At first glance, the PATH Act seems completely misguided, out of touch, and just flat out embarrassing for participants in the technology ecosystem.
As far as I understand, the PATH tax credit has two major implications:
- Startups that generate less than $5M in revenue don’t have to pay payroll taxes for a total credit of up to $250k per year.
- Startup founders and investors that make an investment in a company with less than $50M in revenue don’t have to pay any taxes (up to a $10M gain) if/when the company exits if they hold the stock for > 5 years.
The first credit seems innocuous enough, but the second one, if true…well…we’ve lost our way.
The main reason cited for these tax credits is to create better incentives for founders to build startups and investors to fund them. This may legitimately help for the average small business, but as far as I can tell, there’s been no shortage of interest from founders or VCs in recent years to build and invest in technology startups. It’s also worth mentioning that the existing tax on capital gains, which founders and investors pay when a tech startup exits, is already 20%, well below the average income tax paid in the United States. Warren Buffet has been rightly outspoken about this issue and has argued that we should raise capital gains taxes, rather than lower them…or in the case of PATH, eliminate them completely.

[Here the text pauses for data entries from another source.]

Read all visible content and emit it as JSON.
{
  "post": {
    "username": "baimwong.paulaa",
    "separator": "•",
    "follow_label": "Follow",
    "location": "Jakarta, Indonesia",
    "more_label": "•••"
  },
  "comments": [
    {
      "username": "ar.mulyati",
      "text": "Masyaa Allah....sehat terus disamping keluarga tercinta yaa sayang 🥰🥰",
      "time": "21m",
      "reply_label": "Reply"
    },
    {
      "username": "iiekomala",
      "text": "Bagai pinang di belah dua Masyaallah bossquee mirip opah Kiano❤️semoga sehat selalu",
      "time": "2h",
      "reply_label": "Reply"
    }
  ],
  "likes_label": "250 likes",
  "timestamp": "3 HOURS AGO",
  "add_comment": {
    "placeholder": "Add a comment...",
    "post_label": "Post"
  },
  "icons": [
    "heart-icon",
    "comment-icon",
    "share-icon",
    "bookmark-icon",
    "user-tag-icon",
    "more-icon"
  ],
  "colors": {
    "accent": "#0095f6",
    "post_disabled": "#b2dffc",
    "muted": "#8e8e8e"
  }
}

So how did this happen? My guess is it’s a combination of hubris and greed, but by all means, please opine because I’d love to be wrong on this. Selfishly, and moral arguments aside…you know why greed is bad for the startup community? It creates enemies, and it’s often a sign that the end is near. It’s something specific that folks look back on and say, “That really was the beginning of the end wasn’t it…and well, screw those people anyway, they got what they deserved.” This is exactly what we say now about the employees on Wall Street that figured out all the loopholes in ’08.
So rather than celebrating paying less (or in this case no tax), maybe as a community we take a step back and ask whether or not this feels right. Successful technology startups regularly create many millions of dollars in wealth for founders and investors. Have you ever heard of a startup founder deciding not to start a startup because she has to pay the capital gains tax when she sells her company? I haven’t either.
So then when did it become OK for us to celebrate not paying our fair share? And what should we do about it?